Monday, April 7, 2008

An eNewsletter worth signing up for

Harry Beckwith is the author of some great books such as Selling the Invisible and What clients love and others. He has an email newsletter that comes out about once a month and each one is well worth the time.

One of the notes from this latest one:
The 40 Percent Rule

American business has a weight problem: its communications are obese.

Unintentionally, I recently documented the size of this problem.

In December, we began work for an investment firm. Curious, I compared their old website with our new version. With no loss of meaning, every new section was 39-41% shorter.
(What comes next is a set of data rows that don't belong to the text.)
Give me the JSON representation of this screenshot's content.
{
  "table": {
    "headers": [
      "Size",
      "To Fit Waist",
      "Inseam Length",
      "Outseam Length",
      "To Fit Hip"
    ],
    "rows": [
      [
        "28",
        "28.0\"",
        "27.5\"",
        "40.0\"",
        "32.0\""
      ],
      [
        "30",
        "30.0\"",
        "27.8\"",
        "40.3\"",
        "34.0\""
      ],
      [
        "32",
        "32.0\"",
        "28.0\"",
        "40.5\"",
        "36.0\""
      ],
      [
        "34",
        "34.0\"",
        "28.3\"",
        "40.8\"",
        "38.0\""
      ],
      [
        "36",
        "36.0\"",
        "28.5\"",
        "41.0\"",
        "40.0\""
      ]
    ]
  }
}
In February we began helping a commercial real estate company. Again, we compared their old and new copy. It, too, was 40% shorter.
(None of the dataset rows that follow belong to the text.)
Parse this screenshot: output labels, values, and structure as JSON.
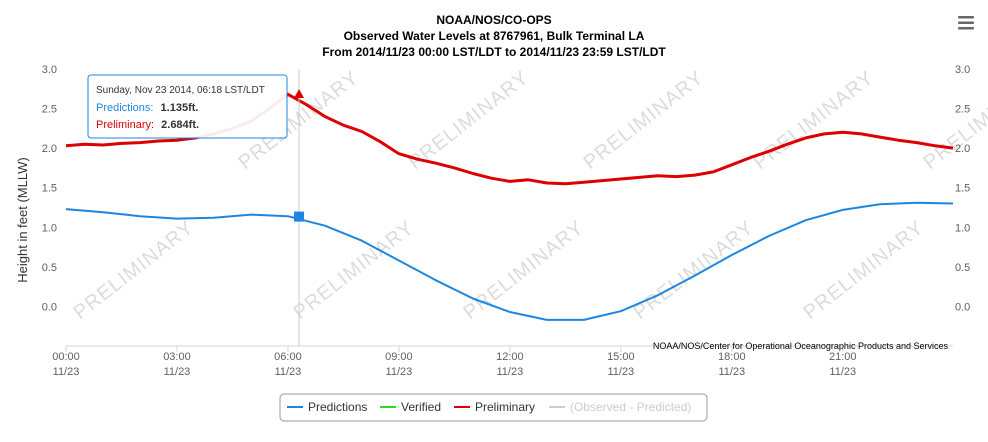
{
  "chart_data": {
    "type": "line",
    "title": "NOAA/NOS/CO-OPS",
    "subtitle": "Observed Water Levels at 8767961, Bulk Terminal LA",
    "subtitle2": "From 2014/11/23 00:00 LST/LDT to 2014/11/23 23:59 LST/LDT",
    "ylabel": "Height in feet (MLLW)",
    "ylim": [
      -0.5,
      3.0
    ],
    "xlim": [
      0,
      23.98
    ],
    "y_ticks": [
      "3.0",
      "2.5",
      "2.0",
      "1.5",
      "1.0",
      "0.5",
      "0.0"
    ],
    "y_tick_values": [
      3.0,
      2.5,
      2.0,
      1.5,
      1.0,
      0.5,
      0.0
    ],
    "x_ticks": [
      {
        "time": "00:00",
        "date": "11/23",
        "hour": 0
      },
      {
        "time": "03:00",
        "date": "11/23",
        "hour": 3
      },
      {
        "time": "06:00",
        "date": "11/23",
        "hour": 6
      },
      {
        "time": "09:00",
        "date": "11/23",
        "hour": 9
      },
      {
        "time": "12:00",
        "date": "11/23",
        "hour": 12
      },
      {
        "time": "15:00",
        "date": "11/23",
        "hour": 15
      },
      {
        "time": "18:00",
        "date": "11/23",
        "hour": 18
      },
      {
        "time": "21:00",
        "date": "11/23",
        "hour": 21
      }
    ],
    "series": [
      {
        "name": "Predictions",
        "color": "#1c87e0",
        "x": [
          0,
          1,
          2,
          3,
          4,
          5,
          6,
          7,
          8,
          9,
          10,
          11,
          12,
          13,
          14,
          15,
          16,
          17,
          18,
          19,
          20,
          21,
          22,
          23,
          23.98
        ],
        "y": [
          1.23,
          1.19,
          1.14,
          1.11,
          1.12,
          1.16,
          1.14,
          1.02,
          0.83,
          0.58,
          0.33,
          0.1,
          -0.07,
          -0.17,
          -0.17,
          -0.06,
          0.14,
          0.39,
          0.65,
          0.89,
          1.09,
          1.22,
          1.29,
          1.31,
          1.3
        ]
      },
      {
        "name": "Verified",
        "color": "#22dd22",
        "x": [],
        "y": []
      },
      {
        "name": "Preliminary",
        "color": "#dd0000",
        "x": [
          0,
          0.5,
          1,
          1.5,
          2,
          2.5,
          3,
          3.5,
          4,
          4.5,
          5,
          5.5,
          6,
          6.5,
          7,
          7.5,
          8,
          8.5,
          9,
          9.5,
          10,
          10.5,
          11,
          11.5,
          12,
          12.5,
          13,
          13.5,
          14,
          14.5,
          15,
          15.5,
          16,
          16.5,
          17,
          17.5,
          18,
          18.5,
          19,
          19.5,
          20,
          20.5,
          21,
          21.5,
          22,
          22.5,
          23,
          23.5,
          23.98
        ],
        "y": [
          2.03,
          2.05,
          2.04,
          2.06,
          2.07,
          2.09,
          2.1,
          2.13,
          2.18,
          2.25,
          2.34,
          2.5,
          2.68,
          2.55,
          2.4,
          2.29,
          2.21,
          2.08,
          1.93,
          1.86,
          1.81,
          1.75,
          1.68,
          1.62,
          1.58,
          1.6,
          1.56,
          1.55,
          1.57,
          1.59,
          1.61,
          1.63,
          1.65,
          1.64,
          1.66,
          1.7,
          1.79,
          1.88,
          1.96,
          2.05,
          2.13,
          2.18,
          2.2,
          2.18,
          2.14,
          2.1,
          2.07,
          2.03,
          2.0
        ]
      }
    ],
    "tooltip": {
      "header": "Sunday, Nov 23 2014, 06:18 LST/LDT",
      "hour": 6.3,
      "rows": [
        {
          "label": "Predictions:",
          "value": "1.135ft.",
          "color": "#1c87e0",
          "y": 1.135
        },
        {
          "label": "Preliminary:",
          "value": "2.684ft.",
          "color": "#dd0000",
          "y": 2.684
        }
      ]
    },
    "watermark": "PRELIMINARY",
    "grid": false,
    "legend_position": "bottom-center",
    "legend": [
      {
        "label": "Predictions",
        "color": "#1c87e0",
        "muted": false
      },
      {
        "label": "Verified",
        "color": "#22dd22",
        "muted": false
      },
      {
        "label": "Preliminary",
        "color": "#dd0000",
        "muted": false
      },
      {
        "label": "(Observed - Predicted)",
        "color": "#cccccc",
        "muted": true
      }
    ],
    "credit": "NOAA/NOS/Center for Operational Oceanographic Products and Services"
  },
  "menu_icon": "hamburger-menu-icon"
}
Last week, we pruned a Silicon Valley tech company's home page, and you guessed it.

These experiences reminded me of John Wanamaker's well-known quote. "Half of my advertising is wasted," the famous retailer said. "The problem is, I don't know which half."

With few exceptions, over half of sales and marketing copy today is wasted. It's stuffed with flabby claims and pronouncements of philosophy, corpulent adverbs and adjectives, and slow waddlings toward ideas rather than beelines to them. No doubt I fail, too. And when I do, you stop reading.

The next time you look at your communications, look harder. See those ten lines of copy? Shrink them to six. Five paragraphs? Shrink them to three.

Shorter copy is clearer, and people buy clarity.

Follow the 40 percent rule. Cut all of your copy in half, and then a little more.